Selling Blue Elephants: How To Make Great Products That People Want Before They Even Know They Want Them by PH.D. Howard R. Moskowitz -
Author:PH.D., Howard R. Moskowitz -...
Language: eng
Format: epub
Published: 2014-05-22T17:56:09.226000+00:00
RDE at the Heart of a Streamlined, Combinatorial Approach to R&D
An easy way to understand streamlined development is to imagine a scenario and then work back to what is needed for that scenario to happen. Our scenario focuses on a new start-up company in Asia. The company, Abacus (real name as well as the product name, Gamester, are disguised), is in the business of creating, commercializing, and selling off new consumer electronics products. Abacus’s management, all under 30 years old, each one filled with the enthusiasm of visionary youthfulness, has very little money—indeed, almost none. However, all four Abacus professionals are so-called Internet geeks, people who have grown up with computers and who find the Internet more a way of life than a technology. Before coming together to form Abacus, the management group had worked in different companies, programming, creating Web sites, selling computer software, and playing an almost uncountable number of computer games.
To understand what to create, it was important for Abacus to measure how consumers would respond to new ideas about consumer electronics. After some initial market research into their own business world, these young entrepreneurs soon discovered that the majority of inventive efforts they discovered followed a more or less consistent pattern: scan the environment for ideas, bring new ideas to consumers in focus groups around the world, and then create prototypes. Engineers were in charge here, so the approach was develop, measure, launch.
Perhaps there was a better way. The ingoing vision was that perhaps through the Internet and through a technique such as RDE, they could synthesize new ideas for consumer electronics. But how? What was the secret?
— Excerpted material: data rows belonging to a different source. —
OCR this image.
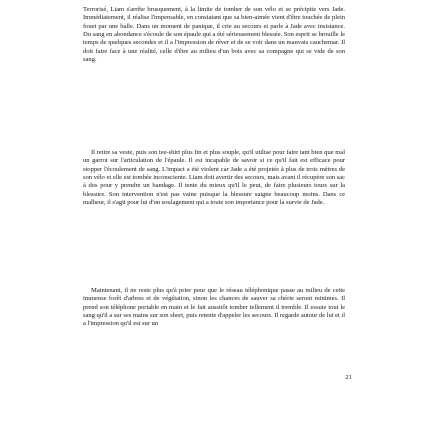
Terrorisé, Liam s'arrête brusquement, à la limite de tomber de son vélo et se précipite vers Jade. Immédiatement, il réalise l'impensable, en constatant que sa bien-aimée vient d'être touchée de plein fouet par une balle. Dans un moment de panique, il crie au secours et parle à Jade avec insistance. Du sang en abondance s'écoule de son épaule qui a été sérieusement blessée. Son esprit se brouille le temps de quelques secondes et il a l'impression de rêver et de se voir dans un mauvais cauchemar. Il doit faire face à une réalité, celle d'être au milieu d'un bois avec sa compagne qui se vide de son sang.

Il retire sa veste, puis son tee-shirt plus fin et plus souple, qu'il utilise pour faire tant bien que mal un garrot sur l'articulation de l'épaule. Il est incapable de savoir si ce qu'il fait est efficace pour stopper l'écoulement de sang. L'impact a été violent car Jade a été projetée à plus de trois mètres de son vélo et elle est tombée inconsciente. Liam doit avertir des secours, mais avant il récupère son sac à dos pour y prendre un bandage. Il tente du mieux qu'il le peut, de faire plusieurs tours sur la blessure. Son intervention n'est pas vaine puisque la blessure saigne beaucoup moins. Dans ce malheur, il s'agit pour lui d'un soulagement qui a toute son importance pour la survie de Jade.

Maintenant, il ne reste plus qu'à prier pour que le réseau téléphonique passe au milieu de cette immense forêt d'arbres et de végétation, sinon les chances de sauver sa chérie seront minimes. Il prend son téléphone portable en main et le fait aussitôt tomber tellement il tremble. Il essuie tout le sang qu'il a sur ses mains sur son short, puis retente d'appeler les secours. Il regarde autour de lui et il a l'impression qu'il est sur un

21
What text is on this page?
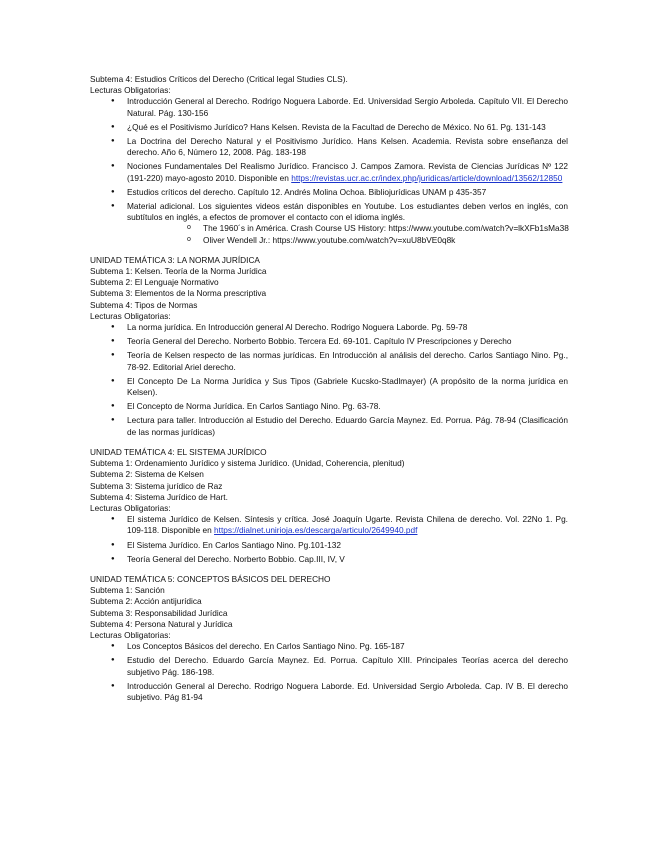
Subtema 4: Estudios Críticos del Derecho (Critical legal Studies CLS).
Lecturas Obligatorias:
● Introducción General al Derecho. Rodrigo Noguera Laborde. Ed. Universidad Sergio Arboleda. Capítulo VII. El Derecho Natural. Pág. 130-156
● ¿Qué es el Positivismo Jurídico? Hans Kelsen. Revista de la Facultad de Derecho de México. No 61. Pg. 131-143
● La Doctrina del Derecho Natural y el Positivismo Jurídico. Hans Kelsen. Academia. Revista sobre enseñanza del derecho. Año 6, Número 12, 2008. Pág. 183-198
● Nociones Fundamentales Del Realismo Jurídico. Francisco J. Campos Zamora. Revista de Ciencias Jurídicas Nº 122 (191-220) mayo-agosto 2010. Disponible en https://revistas.ucr.ac.cr/index.php/juridicas/article/download/13562/12850
● Estudios críticos del derecho. Capítulo 12. Andrés Molina Ochoa. Bibliojurídicas UNAM p 435-357
● Material adicional. Los siguientes videos están disponibles en Youtube. Los estudiantes deben verlos en inglés, con subtítulos en inglés, a efectos de promover el contacto con el idioma inglés.
o The 1960´s in América. Crash Course US History: https://www.youtube.com/watch?v=lkXFb1sMa38
o Oliver Wendell Jr.: https://www.youtube.com/watch?v=xuU8bVE0q8k
UNIDAD TEMÁTICA 3: LA NORMA JURÍDICA
Subtema 1: Kelsen. Teoría de la Norma Jurídica
Subtema 2: El Lenguaje Normativo
Subtema 3: Elementos de la Norma prescriptiva
Subtema 4: Tipos de Normas
Lecturas Obligatorias:
● La norma jurídica. En Introducción general Al Derecho. Rodrigo Noguera Laborde. Pg. 59-78
● Teoría General del Derecho. Norberto Bobbio. Tercera Ed. 69-101. Capítulo IV Prescripciones y Derecho
● Teoría de Kelsen respecto de las normas jurídicas. En Introducción al análisis del derecho. Carlos Santiago Nino. Pg., 78-92. Editorial Ariel derecho.
● El Concepto De La Norma Jurídica y Sus Tipos (Gabriele Kucsko-Stadlmayer) (A propósito de la norma jurídica en Kelsen).
● El Concepto de Norma Jurídica. En Carlos Santiago Nino. Pg. 63-78.
● Lectura para taller. Introducción al Estudio del Derecho. Eduardo García Maynez. Ed. Porrua. Pág. 78-94 (Clasificación de las normas jurídicas)
UNIDAD TEMÁTICA 4: EL SISTEMA JURÍDICO
Subtema 1: Ordenamiento Jurídico y sistema Jurídico. (Unidad, Coherencia, plenitud)
Subtema 2: Sistema de Kelsen
Subtema 3: Sistema jurídico de Raz
Subtema 4: Sistema Jurídico de Hart.
Lecturas Obligatorias:
● El sistema Jurídico de Kelsen. Síntesis y crítica. José Joaquín Ugarte. Revista Chilena de derecho. Vol. 22No 1. Pg. 109-118. Disponible en https://dialnet.unirioja.es/descarga/articulo/2649940.pdf
● El Sistema Jurídico. En Carlos Santiago Nino. Pg.101-132
● Teoría General del Derecho. Norberto Bobbio. Cap.III, IV, V
UNIDAD TEMÁTICA 5: CONCEPTOS BÁSICOS DEL DERECHO
Subtema 1: Sanción
Subtema 2: Acción antijurídica
Subtema 3: Responsabilidad Jurídica
Subtema 4: Persona Natural y Jurídica
Lecturas Obligatorias:
● Los Conceptos Básicos del derecho. En Carlos Santiago Nino. Pg. 165-187
● Estudio del Derecho. Eduardo García Maynez. Ed. Porrua. Capítulo XIII. Principales Teorías acerca del derecho subjetivo Pág. 186-198.
● Introducción General al Derecho. Rodrigo Noguera Laborde. Ed. Universidad Sergio Arboleda. Cap. IV B. El derecho subjetivo. Pág 81-94
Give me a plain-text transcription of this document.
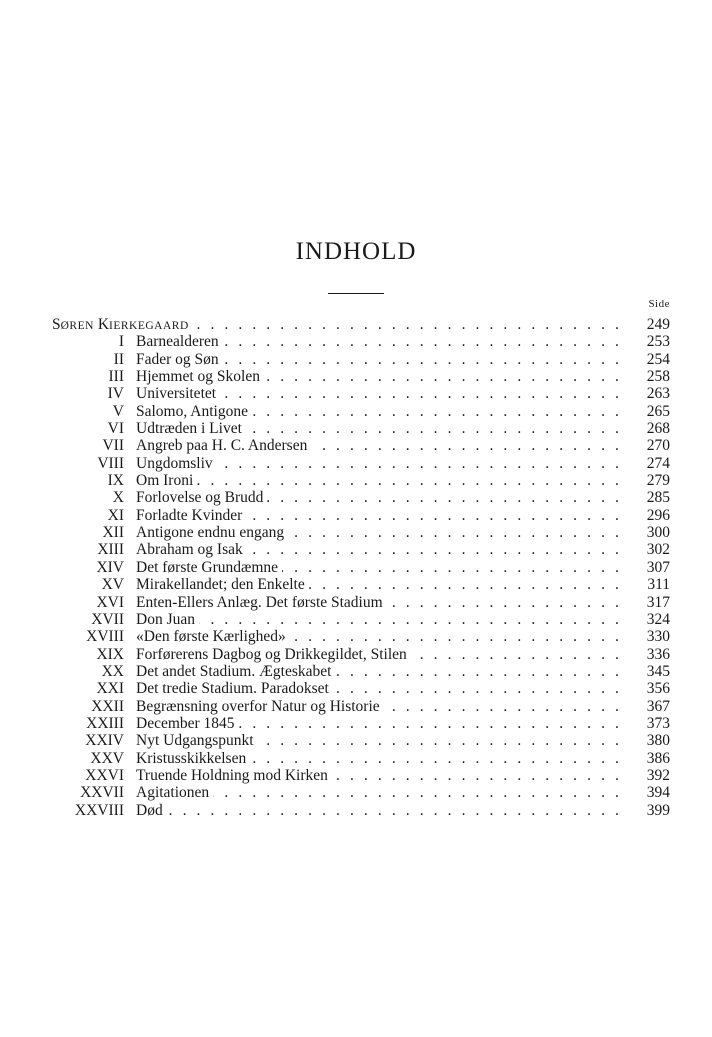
INDHOLD
Side
SØREN KIERKEGAARD . . .	249
I Barnealderen . . .	253
II Fader og Søn . . .	254
III Hjemmet og Skolen . . .	258
IV Universitetet . . .	263
V Salomo, Antigone . . .	265
VI Udtræden i Livet . . .	268
VII Angreb paa H. C. Andersen . . .	270
VIII Ungdomsliv . . .	274
IX Om Ironi . . .	279
X Forlovelse og Brudd . . .	285
XI Forladte Kvinder . . .	296
XII Antigone endnu engang . . .	300
XIII Abraham og Isak . . .	302
XIV Det første Grundæmne . . .	307
XV Mirakellandet; den Enkelte . . .	311
XVI Enten-Ellers Anlæg. Det første Stadium . . .	317
XVII Don Juan . . .	324
XVIII «Den første Kærlighed» . . .	330
XIX Forførerens Dagbog og Drikkegildet, Stilen . . .	336
XX Det andet Stadium. Ægteskabet . . .	345
XXI Det tredie Stadium. Paradokset . . .	356
XXII Begrænsning overfor Natur og Historie . . .	367
XXIII December 1845 . . .	373
XXIV Nyt Udgangspunkt . . .	380
XXV Kristusskikkelsen . . .	386
XXVI Truende Holdning mod Kirken . . .	392
XXVII Agitationen . . .	394
XXVIII Død . . .	399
It first became clear that the conventional ways to create ideas were too slow. Tracking competition worked, and the market research professionals around the world certainly provided large reports that detailed what people were doing. There were rooms filled with reports in company after company—or at least cabinets, for companies that were less retentive. Focus groups could be easily arranged for a new product idea, but it was very expensive to run them, and, quite often, the groups did not lead to much more than confirmation of known ideas.7
Yet scanning the Internet revealed repeatedly that people were indeed inventing new products and services for consumer electronics at an alarming pace. It was clear from browsing sites such as CNET that the pace was accelerating, that one new product might appear and, just when that product was accepted, a host of competitor products then appeared, proclaiming one improvement after another. Figure 6.1, for example, shows just one of several e-mail letters sent out weekly by CNET. Multiply this by 10 or 20, and you get a sense of the intense, almost Darwinian struggle for survival in consumer electronics. Virtually all the hit products on the list are multifunctional. Just a few years (or maybe even months) ago this type of combination would belong to a science fiction world or be downright unimaginable.